FIG. 1 is an external view of a pole live work robot incorporating an image information transmission device according to an embodiment of the present invention, and FIG. 2 is an external view of a crane device incorporated in the robot, and FIG. FIG. 4 is a diagram for explaining a configuration of an image pickup unit in the image information transmission device, FIG. 4 is a diagram for explaining a configuration of an image reception unit in the image information transmission device, and FIG. 5 is a schematic view of a modified example of the image information transmission device. FIG. 6 is a diagram for explaining the configuration, and FIG. 6 is an explanatory diagram of the configuration of the image receiving unit in the apparatus. 1 …… Robots for live work on poles, 11 …… Vehicles, 12 …… Booms, 13 …… Working bases, 14 …… Working manipulators, 15 …… Crane devices, 19 …… Cabins, 20 …… Operating panels , 21 …… Operator, 22 …… Master manipulator, 2
4 …… 3D TV camera, 25 …… 3D monitor TV, 31…

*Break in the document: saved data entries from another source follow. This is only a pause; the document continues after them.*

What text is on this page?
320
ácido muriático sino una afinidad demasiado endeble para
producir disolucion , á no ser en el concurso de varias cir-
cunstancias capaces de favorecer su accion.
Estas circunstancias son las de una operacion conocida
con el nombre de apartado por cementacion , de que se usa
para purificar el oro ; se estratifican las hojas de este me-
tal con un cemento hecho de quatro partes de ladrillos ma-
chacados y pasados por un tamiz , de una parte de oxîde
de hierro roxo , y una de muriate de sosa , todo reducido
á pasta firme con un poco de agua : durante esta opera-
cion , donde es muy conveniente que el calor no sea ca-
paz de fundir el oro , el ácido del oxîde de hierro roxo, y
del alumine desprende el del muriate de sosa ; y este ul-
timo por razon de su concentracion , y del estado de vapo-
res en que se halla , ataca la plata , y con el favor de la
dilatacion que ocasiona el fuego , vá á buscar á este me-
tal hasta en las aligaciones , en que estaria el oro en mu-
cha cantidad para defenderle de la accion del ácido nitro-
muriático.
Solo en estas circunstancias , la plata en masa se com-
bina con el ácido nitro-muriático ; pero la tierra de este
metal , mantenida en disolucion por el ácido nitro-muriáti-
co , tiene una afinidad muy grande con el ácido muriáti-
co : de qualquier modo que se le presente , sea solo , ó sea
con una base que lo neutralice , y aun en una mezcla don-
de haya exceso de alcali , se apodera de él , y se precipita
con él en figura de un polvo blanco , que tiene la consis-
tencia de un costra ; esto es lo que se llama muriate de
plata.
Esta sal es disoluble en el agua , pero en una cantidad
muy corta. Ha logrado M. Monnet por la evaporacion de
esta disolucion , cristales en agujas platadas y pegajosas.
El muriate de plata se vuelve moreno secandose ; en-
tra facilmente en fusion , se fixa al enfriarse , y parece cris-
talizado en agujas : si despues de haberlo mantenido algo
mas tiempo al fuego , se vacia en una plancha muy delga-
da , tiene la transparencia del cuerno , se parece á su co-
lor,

… Crane arm, 33 …… Release drive mechanism, 34 …… Rotation drive mechanism, 41,41a …… Image information transmission device, 42 …… Imaging unit, 43,43
a …… Image receiving part, 44 …… Pan head, 46 …… Auxiliary TV camera, 47…

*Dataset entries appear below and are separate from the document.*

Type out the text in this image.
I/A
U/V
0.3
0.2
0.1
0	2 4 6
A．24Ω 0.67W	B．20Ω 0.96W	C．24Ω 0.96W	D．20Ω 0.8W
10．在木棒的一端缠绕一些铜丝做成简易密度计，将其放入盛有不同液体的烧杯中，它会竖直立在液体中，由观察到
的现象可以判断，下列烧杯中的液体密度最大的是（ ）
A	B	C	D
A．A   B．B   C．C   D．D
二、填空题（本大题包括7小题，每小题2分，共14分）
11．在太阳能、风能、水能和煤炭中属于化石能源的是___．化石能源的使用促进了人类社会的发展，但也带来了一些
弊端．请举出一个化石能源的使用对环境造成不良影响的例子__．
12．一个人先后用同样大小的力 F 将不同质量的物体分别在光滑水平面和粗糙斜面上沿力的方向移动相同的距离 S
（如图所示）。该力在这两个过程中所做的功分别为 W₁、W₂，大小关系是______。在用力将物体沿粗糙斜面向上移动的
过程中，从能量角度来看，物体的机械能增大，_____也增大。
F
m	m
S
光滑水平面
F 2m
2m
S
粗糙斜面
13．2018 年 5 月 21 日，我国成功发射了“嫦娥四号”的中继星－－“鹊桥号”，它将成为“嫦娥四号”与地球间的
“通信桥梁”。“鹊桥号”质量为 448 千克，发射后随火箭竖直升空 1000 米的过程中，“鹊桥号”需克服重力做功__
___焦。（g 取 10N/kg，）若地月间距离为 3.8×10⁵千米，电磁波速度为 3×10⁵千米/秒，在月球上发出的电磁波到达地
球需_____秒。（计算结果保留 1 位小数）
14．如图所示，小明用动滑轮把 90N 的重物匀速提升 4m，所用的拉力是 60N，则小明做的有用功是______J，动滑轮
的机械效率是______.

… Controller, 51, 51a …… Field of view controller, 52 …… Monitor TV.

Front page continuation (72) Inventor Hiroyuki Banba, 1 Komukai Toshiba-cho, Sachi-ku, Kawasaki-shi, Kanagawa Inside Toshiba Research Institute Co., Ltd. (56) Reference JP 54-114119 (JP, A) -124490 (JP, U) Actually open Sho 61-149475 (JP, U)

Claims (2)

[Claims] 1. An image information transmission device comprising a television camera and an image receiving device for displaying an image captured by the television camera, wherein the television camera is attached to a remote-controlled movable body mainly used for another purpose. A pan head for movably supporting the television camera with respect to the movable body, means for irradiating a light beam on an object surface in a field of view targeted by the television camera to form a light spot, The coordinates of the light spot on the image sensor of the television camera obtained when the field of view of the television camera is set as the target visual field are used as a reference, and the reference coordinates and the coordinates of the light spot at the present time are compared. Means for detecting a change in the visual field of the television camera, and the visual field of the television camera is kept in the target visual field region in correspondence with the visual field change detected by the means. Image information transmitting apparatus characterized by comprising; and a direction controlling means for controlling the Ku the pan head. 2. The image information transmission device according to claim 1, wherein the movable body is an arm of a crane device above the remote-controlled manipulator and assisting the manipulator.